The architecture of clonal expansions in morphologically normal tissue from cancerous and non-cancerous prostates
Background Up to 80% of cases of prostate cancer present with multifocal independent tumour lesions leading to the concept of a field effect present in the normal prostate predisposing to cancer development. In the present study we applied Whole Genome DNA Sequencing (WGS) to a group of morphologically normal tissue ( n  = 51), including benign prostatic hyperplasia (BPH) and non-BPH samples, from men with and men without prostate cancer. We assess whether the observed genetic changes in morphologically normal tissue are linked to the development of cancer in the prostate. Results Single nucleotide variants ( P  = 7.0 × 10 –03 , Wilcoxon rank sum test) and small insertions and deletions (indels, P  = 8.7 × 10 –06 ) were significantly higher in morphologically normal samples, including BPH, from men with prostate cancer compared to those without. The presence of subclonal expansions under selective pressure, supported by a high level of mutations, were significantly associated with samples from men with prostate cancer ( P  = 0.035, Fisher exact test).
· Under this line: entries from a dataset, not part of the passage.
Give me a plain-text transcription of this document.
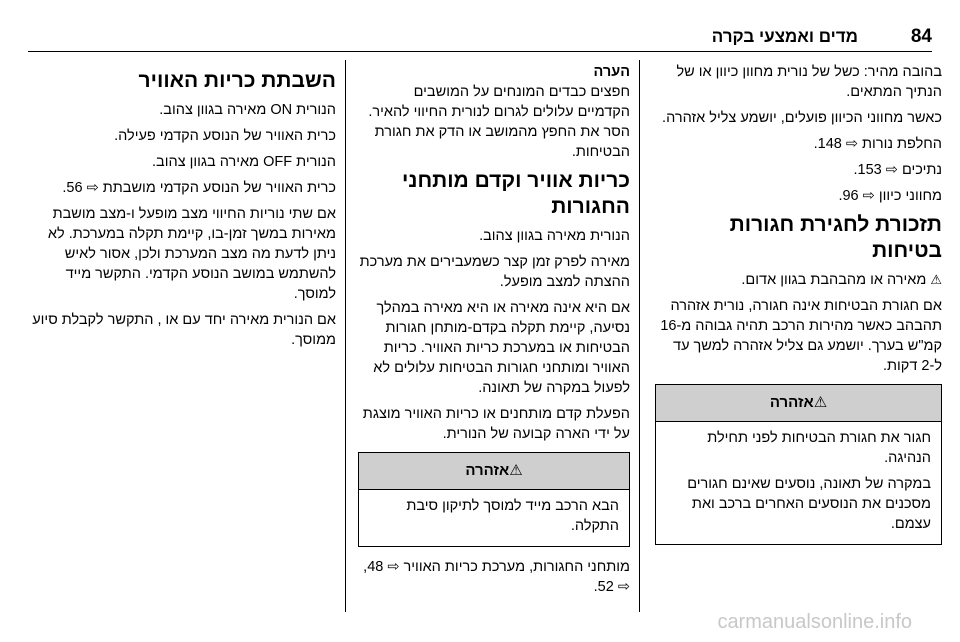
84
מדים ואמצעי בקרה

בהובה מהיר: כשל של נורית מחוון כיוון או של הנתיך המתאים.

כאשר מחווני הכיוון פועלים, יושמע צליל אזהרה.

החלפת נורות ⇨ 148.

נתיכים ⇨ 153.

מחווני כיוון ⇨ 96.

תזכורת לחגירת חגורות בטיחות

⚠ מאירה או מהבהבת בגוון אדום.

אם חגורת הבטיחות אינה חגורה, נורית אזהרה תהבהב כאשר מהירות הרכב תהיה גבוהה מ-16 קמ"ש בערך. יושמע גם צליל אזהרה למשך עד ל-2 דקות.

⚠אזהרה

חגור את חגורת הבטיחות לפני תחילת הנהיגה.

במקרה של תאונה, נוסעים שאינם חגורים מסכנים את הנוסעים האחרים ברכב ואת עצמם.

הערה

חפצים כבדים המונחים על המושבים הקדמיים עלולים לגרום לנורית החיווי להאיר. הסר את החפץ מהמושב או הדק את חגורת הבטיחות.

כריות אוויר וקדם מותחני החגורות

הנורית מאירה בגוון צהוב.

מאירה לפרק זמן קצר כשמעבירים את מערכת ההצתה למצב מופעל.

אם היא אינה מאירה או היא מאירה במהלך נסיעה, קיימת תקלה בקדם-מותחן חגורות הבטיחות או במערכת כריות האוויר. כריות האוויר ומותחני חגורות הבטיחות עלולים לא לפעול במקרה של תאונה.

הפעלת קדם מותחנים או כריות האוויר מוצגת על ידי הארה קבועה של הנורית.

⚠אזהרה

הבא הרכב מייד למוסך לתיקון סיבת התקלה.

מותחני החגורות, מערכת כריות האוויר ⇨ 48, ⇨ 52.

השבתת כריות האוויר

הנורית ON מאירה בגוון צהוב.

כרית האוויר של הנוסע הקדמי פעילה.

הנורית OFF מאירה בגוון צהוב.

כרית האוויר של הנוסע הקדמי מושבתת ⇨ 56.

אם שתי נוריות החיווי מצב מופעל ו-מצב מושבת מאירות במשך זמן-בו, קיימת תקלה במערכת. לא ניתן לדעת מה מצב המערכת ולכן, אסור לאיש להשתמש במושב הנוסע הקדמי. התקשר מייד למוסך.

אם הנורית מאירה יחד עם או , התקשר לקבלת סיוע ממוסך.

carmanualsonline.info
The clonal cell fraction of normal clones was always higher than the proportion of the prostate estimated as epithelial ( P  = 5.94 × 10 –05 , paired Wilcoxon signed rank test) which, along with analysis of primary fibroblasts prepared from BPH specimens, suggests a stromal origin. Constructed phylogenies revealed lineages associated with benign tissue that were completely distinct from adjacent tumour clones, but a common lineage between BPH and non-BPH morphologically normal tissues was often observed. Compared to tumours, normal samples have significantly less single nucleotide variants ( P  = 3.72 × 10 –09 , paired Wilcoxon signed rank test), have very few rearrangements and a complete lack of copy number alterations. Conclusions Cells within regions of morphologically normal tissue (both BPH and non-BPH) can expand under selective pressure by mechanisms that are distinct from those occurring in adjacent cancer, but that are allied to the presence of cancer. Expansions, which are probably stromal in origin, are characterised by lack of recurrent driver mutations, by almost complete absence of structural variants/copy number alterations, and mutational processes similar to malignant tissue. Our findings have implications for treatment (focal therapy) and early detection approaches.